The endoplasmic reticulum stress-autophagy pathway controls hypothalamic development and energy balance regulation in leptin-deficient neonates

Obesity is associated with the activation of cellular responses, such as endoplasmic reticulum (ER) stress. Here, we show that leptin-deficient ob/ob mice display elevated hypothalamic ER stress as early as postnatal day 10, i.e., prior to the development of obesity in this mouse model. Neonatal treatment of ob/ob mice with the ER stress-relieving drug tauroursodeoxycholic acid (TUDCA) causes long-term amelioration of body weight, food intake, glucose homeostasis, and pro-opiomelanocortin (POMC) projections. Cells exposed to ER stress often activate autophagy. Accordingly, we report that in vitro induction of ER stress and neonatal leptin deficiency in vivo activate hypothalamic autophagy-related genes. Furthermore, genetic deletion of autophagy in pro-opiomelanocortin neurons of ob/ob mice worsens their glucose homeostasis, adiposity, hyperphagia, and POMC neuronal projections, all of which are ameliorated with neonatal TUDCA treatment.
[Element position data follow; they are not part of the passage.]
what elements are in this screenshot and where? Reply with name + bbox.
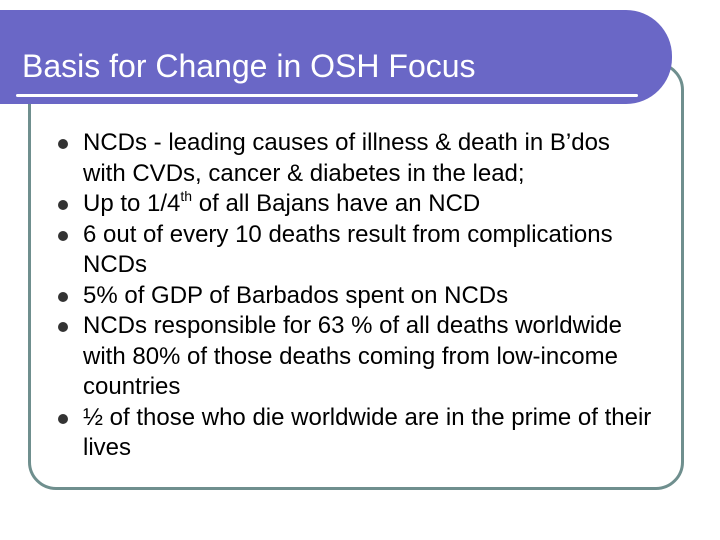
bullet-text: Up to 1/4th of all Bajans have an NCD [83,188,481,217]
bullet-text: 5% of GDP of Barbados spent on NCDs [83,281,509,309]
bullet-dot-icon [58,413,68,424]
bullet-text-part: Up to 1/4 [83,190,181,217]
bullet-item: NCDs - leading causes of illness & death… [58,128,658,189]
bullet-dot-icon [58,322,68,332]
bullet-dot-icon [58,139,68,149]
bullet-list: NCDs - leading causes of illness & death… [58,128,658,464]
bullet-dot-icon [58,200,68,210]
title-underline [16,94,638,97]
bullet-item: NCDs responsible for 63 % of all deaths … [58,311,658,403]
bullet-item: Up to 1/4th of all Bajans have an NCD [58,189,658,220]
bullet-text: NCDs responsible for 63 % of all deaths … [83,312,622,400]
bullet-item: 6 out of every 10 deaths result from com… [58,220,658,281]
bullet-item: 5% of GDP of Barbados spent on NCDs [58,281,658,312]
ordinal-superscript: th [180,188,193,204]
title-bar: Basis for Change in OSH Focus [0,10,672,104]
bullet-item: ½ of those who die worldwide are in the … [58,403,658,464]
bullet-text: NCDs - leading causes of illness & death… [83,129,610,187]
bullet-dot-icon [58,230,68,241]
slide-title: Basis for Change in OSH Focus [22,48,476,84]
bullet-text: 6 out of every 10 deaths result from com… [83,220,613,279]
bullet-text-part: of all Bajans have an NCD [192,190,481,217]
bullet-dot-icon [58,291,68,302]
bullet-text: ½ of those who die worldwide are in the … [83,403,652,462]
Together, our data highlight the importance of early life ER stress-autophagy pathway in influencing hypothalamic circuits and metabolic regulation. Overnutrition is associated with hypothalamic ER stress and impaired leptin signaling. Here the authors show that ER stress already occurs in neonates and that treatment with the ER stress relieving drug TUDCA early in life has beneficial metabolic and neurodevelopmental effects.